Athar Minallah, Supreme Court Justice. PHOTO: FILE
ISLAMABAD:
Former Supreme Court Justice Athar Minallah has said that when the executive branch abdicates its fiduciary duty to those in custody, judicial intervention is not activism but a constitutional obligation.
Speaking at Harvard Law School, Justice (retd) Minallah said the true test of judicial independence lies not in speeches or rhetoric, but in whether the disempowered trust that the courts will protect them when their rights are violated.
Reflecting on his tenure and the institutional struggles facing the judiciary, he said the courts must stand as guardians of the voiceless, even when it requires confronting entrenched centers of power.
Justice (retd) Minallah recalled that when he was elevated to the Islamabad High Court (IHC), the institution was still evolving and operating in a difficult constitutional environment.
“When I was elevated to the Islamabad High Court, it was not yet a fully consolidated institution. Although it had extraordinary constitutional authority to issue the great writs – certiorari, mandamus, prohibition, quo warranto and habeas corpus – its independence was not yet assured in practice. We were operating within a hybrid culture and the authoritarian constitution did not rest on a hybrid, constitutional power. the unchecked will of the powerful elite To serve the voiceless was dangerous and guarding them was willful defiance.
He said that building judicial independence required conscious efforts and courage from judges who were willing to uphold constitutional values despite pressure.
“Judges of integrity had to be identified and persuaded to accept elevation despite opposition from entrenched power centers. Independence was not inherited—it was constructed. Those who took the oath proved fearless. Some would later pay a price for that independence. Institutional courage, we learned, is both powerful and fragile.”
Justice (retd) Minallah emphasized that the independence of the courts must ultimately be judged on the basis of whether the courts create trust among society’s most vulnerable.
“The true measure of judicial independence lies not in rhetoric, but in whether the powerless believe the court will protect them when they are wronged. And the powerless came.”
He also reflected on the evolving scope of constitutional rights and argued that legal systems need to rethink their relationship to the natural world and the wider concept of life.
“When we speak of rights, we think of people. Our Constitution, our laws, our struggles—all center on the human condition. But does law hear only the powerful human voice, or the silent pulse of life beyond us? If dignity and the right to exist are inherent in life itself, constitutional compassion can stop at our own species.”

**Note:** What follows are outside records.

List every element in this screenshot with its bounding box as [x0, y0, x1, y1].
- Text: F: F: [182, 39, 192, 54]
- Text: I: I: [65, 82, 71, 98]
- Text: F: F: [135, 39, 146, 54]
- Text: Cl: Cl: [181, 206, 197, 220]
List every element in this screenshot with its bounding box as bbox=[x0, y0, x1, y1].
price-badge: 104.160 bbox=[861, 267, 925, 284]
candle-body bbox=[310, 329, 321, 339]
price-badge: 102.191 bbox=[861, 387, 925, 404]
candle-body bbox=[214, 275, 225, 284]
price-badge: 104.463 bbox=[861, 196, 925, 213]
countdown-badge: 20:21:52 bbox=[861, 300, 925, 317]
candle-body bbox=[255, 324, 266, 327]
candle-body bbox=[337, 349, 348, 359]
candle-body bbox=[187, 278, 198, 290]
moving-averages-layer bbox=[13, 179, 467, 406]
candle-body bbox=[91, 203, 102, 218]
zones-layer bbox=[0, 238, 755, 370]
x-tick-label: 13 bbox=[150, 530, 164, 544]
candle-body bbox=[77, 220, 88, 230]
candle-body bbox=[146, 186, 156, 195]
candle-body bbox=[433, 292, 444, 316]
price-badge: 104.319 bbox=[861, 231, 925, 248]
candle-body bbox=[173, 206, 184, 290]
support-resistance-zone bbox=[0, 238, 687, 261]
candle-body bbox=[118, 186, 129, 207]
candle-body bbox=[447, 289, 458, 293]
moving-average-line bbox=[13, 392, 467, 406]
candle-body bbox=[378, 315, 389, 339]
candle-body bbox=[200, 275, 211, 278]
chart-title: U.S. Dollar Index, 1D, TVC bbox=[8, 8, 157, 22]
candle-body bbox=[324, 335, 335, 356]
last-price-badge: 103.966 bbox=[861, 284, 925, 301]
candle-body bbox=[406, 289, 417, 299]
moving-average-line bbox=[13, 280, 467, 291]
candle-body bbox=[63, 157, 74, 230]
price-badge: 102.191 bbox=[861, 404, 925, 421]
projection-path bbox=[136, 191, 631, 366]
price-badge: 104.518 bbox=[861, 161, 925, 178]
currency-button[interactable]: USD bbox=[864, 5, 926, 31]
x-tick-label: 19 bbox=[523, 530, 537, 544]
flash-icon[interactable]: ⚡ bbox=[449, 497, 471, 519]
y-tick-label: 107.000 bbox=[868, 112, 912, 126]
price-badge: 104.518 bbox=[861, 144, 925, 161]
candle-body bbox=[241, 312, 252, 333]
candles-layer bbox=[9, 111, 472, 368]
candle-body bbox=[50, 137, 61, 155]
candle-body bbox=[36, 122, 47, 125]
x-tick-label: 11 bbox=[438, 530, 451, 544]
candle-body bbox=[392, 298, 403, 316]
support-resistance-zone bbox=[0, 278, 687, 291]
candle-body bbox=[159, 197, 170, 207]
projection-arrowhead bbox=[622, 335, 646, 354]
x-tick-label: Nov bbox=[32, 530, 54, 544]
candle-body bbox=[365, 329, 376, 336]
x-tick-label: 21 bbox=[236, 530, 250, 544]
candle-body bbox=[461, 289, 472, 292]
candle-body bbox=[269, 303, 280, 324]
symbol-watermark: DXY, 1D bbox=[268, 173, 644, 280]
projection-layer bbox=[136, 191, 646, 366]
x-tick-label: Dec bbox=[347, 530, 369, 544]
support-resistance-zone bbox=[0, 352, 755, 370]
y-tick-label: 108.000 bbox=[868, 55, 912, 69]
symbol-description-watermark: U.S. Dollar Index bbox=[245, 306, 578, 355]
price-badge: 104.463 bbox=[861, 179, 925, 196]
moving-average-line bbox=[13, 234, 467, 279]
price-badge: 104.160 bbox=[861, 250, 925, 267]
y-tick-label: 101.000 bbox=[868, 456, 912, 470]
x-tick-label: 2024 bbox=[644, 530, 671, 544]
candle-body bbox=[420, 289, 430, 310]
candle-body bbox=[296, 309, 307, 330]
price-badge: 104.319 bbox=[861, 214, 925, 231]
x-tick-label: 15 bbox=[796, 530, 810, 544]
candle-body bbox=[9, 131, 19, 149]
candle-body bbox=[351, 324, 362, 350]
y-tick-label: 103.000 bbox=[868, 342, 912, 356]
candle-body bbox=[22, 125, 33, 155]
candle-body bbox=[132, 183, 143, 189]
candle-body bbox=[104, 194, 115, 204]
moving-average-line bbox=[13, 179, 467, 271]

In relation to the global climate crisis, he said the idea of climate justice risks becoming empty rhetoric unless legal systems recognize the inherent value of life.
“Climate justice has emerged as a recurring theme in global summits and political forums. But for many victims, it remains little more than rhetoric—words spoken in the halls of power while destruction unfolds in silence. The remedy begins with a simple but transformative recognition: life possesses the inherent value that is an antipotent in any form of thinking that has brought humanity to the brink of lived catastrophe.”
He said this recognition requires a moral shift in humanity’s relationship with nature.
“It requires a moral recalibration – a shift from domination to guardianship. Humanity must remember that its relationship with nature is not that of the conqueror or the exploiter, but that of the steward – for the guardian. The rationality that once justified control must now demand responsibility.”
Justice (retd) Minallah also recounted cases during his tenure involving prisoners’ rights and enforced disappearances, describing them as defining moments of constitutional protection.
“Overcrowded prisoners, without counsel or voice, sent handwritten pleas by regular mail. For years they endured degrading conditions.”
He said those petitions ultimately led to a landmark judicial declaration of prisoners’ rights.
“Their cries converged on a single, consolidated judgment on the rights of prisoners – the first comprehensive statement in our jurisdiction. But constitutional guardianship requires more than words. I myself visited the Central Jail, Adiala, Rawalpindi and constituted an Implementation Commission to ensure compliance.”
He added that families of the forcibly disappeared turned to the courts when other avenues had failed.
“Families of the enforced disappearances came from distant corners – because no one else would hear them. The court formed an unprecedented commission that forged jurisprudence that did not rest on paper but moved in reality.”
Justice (retd) Minallah said the impact of judicial intervention became visible when state authorities were confronted.
“When those responsible were confronted, the missing returned. In that moment, the Constitution was no longer text – it was protection made real. As prime ministers, journalists and human rights defenders faced coercive state power, the Court affirmed a simple truth: the state exists to protect rights, not crush them.”